Keempat, masyarakat kota ini terlalu cepat berubah paradigma ke kendaraan bermotor tanpa menghitung teknologi masa lampau yang sejatinya bisa mengurangi dampak polusi atau kemacetan.

Kelima, budaya bertranportasi massal belum menjadi gaya hidup warga kota. Kita masih melihat warga cenderung memilih kendaraan pribadi. Seperti yang dituturkan Heru Siswoyo (35) dan Dewa Made (35), warga Surabaya cenderung memakai kendaraan sendiri ketika berlalu lintas di Surabaya. Alasannya, kendaraan pribadi praktis, cepat, prestisius, tepat guna, dan bisa ke tempat tujuan serta fasilitas transportasi massal kurang aman dan nyaman.

Kesehatan Kota

Dari sejumlah kegelisahan tersebut, sebenarnya tinggal menunggu waktu saja Surabaya akan dijakartakan. Maksudnya, nasib lalu lintas di Surabaya akan mirip, bahkan melampaui, kemacetan dan kepadatan lalu lintas di Kota Jakarta. Dengan kondisi seperti itu, tingkat polusi udara dipastikan juga semakin meningkat karena meningkatnya pembakaran bahan bakar yang berlebihan. Sejatinya, itu kurang menguntungkan bagi kesehatan kota secara makro sekaligus ini bisa meningkatkan kerawanan lingkungan hidup yang semakin kacau dan rusak.

Wacana pembangunan tol tengah kota, menurut hemat penulis, merupakan antisipasi yang bersifat sementara dan belum menghitung laju produksi kendaraan yang sulit dibendung. Tol tengah kota bisa relatif langgeng apabila ada kebijakan pembatasan atau penghentian produksi kendaraan. Namun, itu sulit.

Sebenarnya ada alternatif lain, misalnya pembatasan umur kendaraan dan pembatasan kendaraan masuk kota. Meskipun demikian, kedua hal itu dipastikan menimbulkan kontroversi luar biasa sebab pemain kepentingan dalam pusaran itu terlalu banyak, baik dari pihak individu, swasta maupun pemerintahan.

Perlu diupayakan budaya tanding yang melihat aspek baik dari sepeda onthel dan jalan kaki. Semuanya bergantung pada kemauan pemerintah, warga, dan dunia usaha agar bijaksana dalam menciptakan suasana kota yang teratur tanpa kemacetan.

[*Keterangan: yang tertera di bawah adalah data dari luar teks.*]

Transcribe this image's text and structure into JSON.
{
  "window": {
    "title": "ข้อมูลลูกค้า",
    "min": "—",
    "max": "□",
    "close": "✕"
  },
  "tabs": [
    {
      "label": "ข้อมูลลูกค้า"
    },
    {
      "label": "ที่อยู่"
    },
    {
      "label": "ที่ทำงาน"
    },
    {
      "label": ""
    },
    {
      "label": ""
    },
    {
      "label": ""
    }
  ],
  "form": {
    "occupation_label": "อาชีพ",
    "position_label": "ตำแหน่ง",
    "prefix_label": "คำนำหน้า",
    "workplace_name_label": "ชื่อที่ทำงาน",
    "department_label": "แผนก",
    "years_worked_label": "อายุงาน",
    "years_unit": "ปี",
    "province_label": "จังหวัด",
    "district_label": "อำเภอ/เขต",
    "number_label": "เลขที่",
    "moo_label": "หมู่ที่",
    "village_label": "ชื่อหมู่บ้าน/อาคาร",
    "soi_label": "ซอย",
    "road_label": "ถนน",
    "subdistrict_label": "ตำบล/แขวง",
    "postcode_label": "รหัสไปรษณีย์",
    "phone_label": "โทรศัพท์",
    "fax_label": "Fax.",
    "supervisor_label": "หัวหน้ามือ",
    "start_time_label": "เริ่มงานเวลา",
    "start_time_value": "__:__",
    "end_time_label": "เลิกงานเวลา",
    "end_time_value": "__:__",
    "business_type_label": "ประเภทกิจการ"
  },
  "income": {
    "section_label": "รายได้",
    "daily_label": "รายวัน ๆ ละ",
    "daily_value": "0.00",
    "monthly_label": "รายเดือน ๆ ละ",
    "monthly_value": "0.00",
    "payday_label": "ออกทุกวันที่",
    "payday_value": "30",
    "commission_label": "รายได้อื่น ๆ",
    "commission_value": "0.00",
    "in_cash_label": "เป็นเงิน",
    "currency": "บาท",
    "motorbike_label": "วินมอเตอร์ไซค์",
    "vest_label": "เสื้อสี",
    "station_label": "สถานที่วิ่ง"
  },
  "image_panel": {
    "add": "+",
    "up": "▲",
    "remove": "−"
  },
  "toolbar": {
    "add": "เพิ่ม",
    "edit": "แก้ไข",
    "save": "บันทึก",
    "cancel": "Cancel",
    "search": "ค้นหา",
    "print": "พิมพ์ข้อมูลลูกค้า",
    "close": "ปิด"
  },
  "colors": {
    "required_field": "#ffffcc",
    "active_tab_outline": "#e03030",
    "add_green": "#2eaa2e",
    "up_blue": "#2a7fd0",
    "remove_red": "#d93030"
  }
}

Sebenarnya Surabaya sudah bisa mengantisipasinya dengan pembangunan budaya dan sistem transportasi massal yang aman dan nyaman. Pembangunan ini bukan berarti membuat sesuatu yang baru, bisa saja memperbaiki yang sudah ada sehingga layak dan baik digunakan. Selain itu, perlu ada sosialiasi budaya transportasi massal.

Paradigma transportasi massal perlu diperbaiki sejalan dengan perbaikan kualitas di dalamnya. Niscaya, dalam hitungan tahun ke depan, ramalan Surabaya ”dijakartakan” tidak terbukti apabila ada suatu usaha untuk mengantisipasi tren itu.Transportasi massal mengirit cadangan sumber daya minyak kita ketimbang kita mengendarai sendiri-sendiri.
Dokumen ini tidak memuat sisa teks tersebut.